Introduction
I am trying to setup a Deep Q-Learning agent. I have looked that the papers Playing Atari with Deep Reinforcement Learning as well as Deep Recurrent Q-Learning for Partially Observable MDPs as well as looking at the question How does LSTM in deep reinforcement learning differ from experience replay?.
Current setup
I currently take the current state of a game, not picture but rather the position of the agent, the way the agent is facing and some inventory items. I currently only feed state $S_t$ as at input to a 3 layer NN (1 input, 2 hidden, 3 output) to estimate the Q-values of each action.
The algorithm that I use is almost the same as the one used in Playing Atari with Deep Reinforcement Learning, with the only difference that I do not train after each timestep but rather sample mini_batch*T
at the end of each episode and train on that. Where T
is the number of time-steps in that episode.
The issue
At the current state, the agent do not learn within 100 00 episodes, which is about 100 00 * 512 training iterations. Making me consider that something is not working, this is where I realised that I do not consider any of the history of the previous steps.

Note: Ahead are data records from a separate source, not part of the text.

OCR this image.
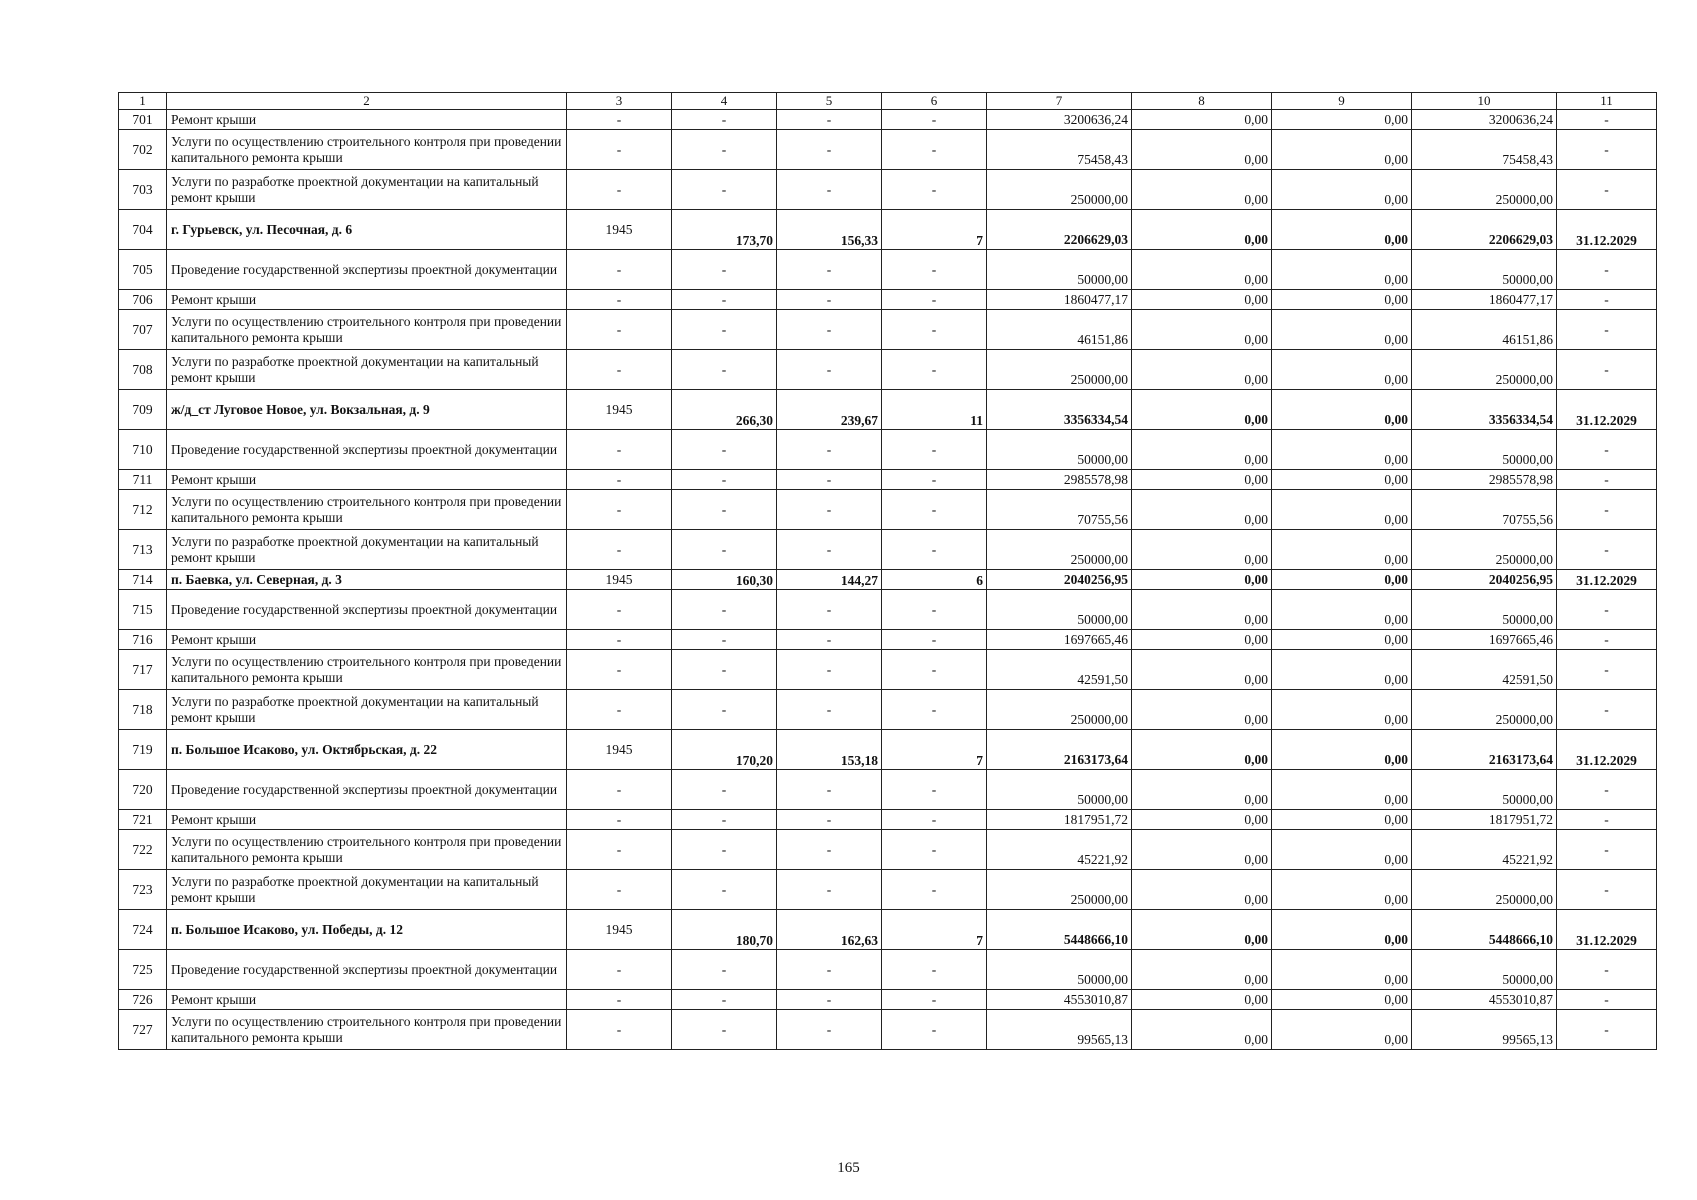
1	2	3	4	5	6	7	8	9	10	11
701	Ремонт крыши	-	-	-	-	3200636,24	0,00	0,00	3200636,24	-
702	Услуги по осуществлению строительного контроля при проведении капитального ремонта крыши	-	-	-	-	75458,43	0,00	0,00	75458,43	-
703	Услуги по разработке проектной документации на капитальный ремонт крыши	-	-	-	-	250000,00	0,00	0,00	250000,00	-
704	г. Гурьевск, ул. Песочная, д. 6	1945	173,70	156,33	7	2206629,03	0,00	0,00	2206629,03	31.12.2029
705	Проведение государственной экспертизы проектной документации	-	-	-	-	50000,00	0,00	0,00	50000,00	-
706	Ремонт крыши	-	-	-	-	1860477,17	0,00	0,00	1860477,17	-
707	Услуги по осуществлению строительного контроля при проведении капитального ремонта крыши	-	-	-	-	46151,86	0,00	0,00	46151,86	-
708	Услуги по разработке проектной документации на капитальный ремонт крыши	-	-	-	-	250000,00	0,00	0,00	250000,00	-
709	ж/д_ст Луговое Новое, ул. Вокзальная, д. 9	1945	266,30	239,67	11	3356334,54	0,00	0,00	3356334,54	31.12.2029
710	Проведение государственной экспертизы проектной документации	-	-	-	-	50000,00	0,00	0,00	50000,00	-
711	Ремонт крыши	-	-	-	-	2985578,98	0,00	0,00	2985578,98	-
712	Услуги по осуществлению строительного контроля при проведении капитального ремонта крыши	-	-	-	-	70755,56	0,00	0,00	70755,56	-
713	Услуги по разработке проектной документации на капитальный ремонт крыши	-	-	-	-	250000,00	0,00	0,00	250000,00	-
714	п. Баевка, ул. Северная, д. 3	1945	160,30	144,27	6	2040256,95	0,00	0,00	2040256,95	31.12.2029
715	Проведение государственной экспертизы проектной документации	-	-	-	-	50000,00	0,00	0,00	50000,00	-
716	Ремонт крыши	-	-	-	-	1697665,46	0,00	0,00	1697665,46	-
717	Услуги по осуществлению строительного контроля при проведении капитального ремонта крыши	-	-	-	-	42591,50	0,00	0,00	42591,50	-
718	Услуги по разработке проектной документации на капитальный ремонт крыши	-	-	-	-	250000,00	0,00	0,00	250000,00	-
719	п. Большое Исаково, ул. Октябрьская, д. 22	1945	170,20	153,18	7	2163173,64	0,00	0,00	2163173,64	31.12.2029
720	Проведение государственной экспертизы проектной документации	-	-	-	-	50000,00	0,00	0,00	50000,00	-
721	Ремонт крыши	-	-	-	-	1817951,72	0,00	0,00	1817951,72	-
722	Услуги по осуществлению строительного контроля при проведении капитального ремонта крыши	-	-	-	-	45221,92	0,00	0,00	45221,92	-
723	Услуги по разработке проектной документации на капитальный ремонт крыши	-	-	-	-	250000,00	0,00	0,00	250000,00	-
724	п. Большое Исаково, ул. Победы, д. 12	1945	180,70	162,63	7	5448666,10	0,00	0,00	5448666,10	31.12.2029
725	Проведение государственной экспертизы проектной документации	-	-	-	-	50000,00	0,00	0,00	50000,00	-
726	Ремонт крыши	-	-	-	-	4553010,87	0,00	0,00	4553010,87	-
727	Услуги по осуществлению строительного контроля при проведении капитального ремонта крыши	-	-	-	-	99565,13	0,00	0,00	99565,13	-
165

What I currently struggle with is sending multiple time-steps-states to the NN. The reason for this is the complexity of how the game/program I am using. According to Deep Recurrent Q-Learning for Partially Observable MDPs LSTM could be a solution for this, however I would prefer to manually code a RNN rather than using an LSTM. Would not a RNN with something like the following structure have a chance of working?
Also, as far as I know, RNN need the inputs to be fed in sequence and not randomly sampled?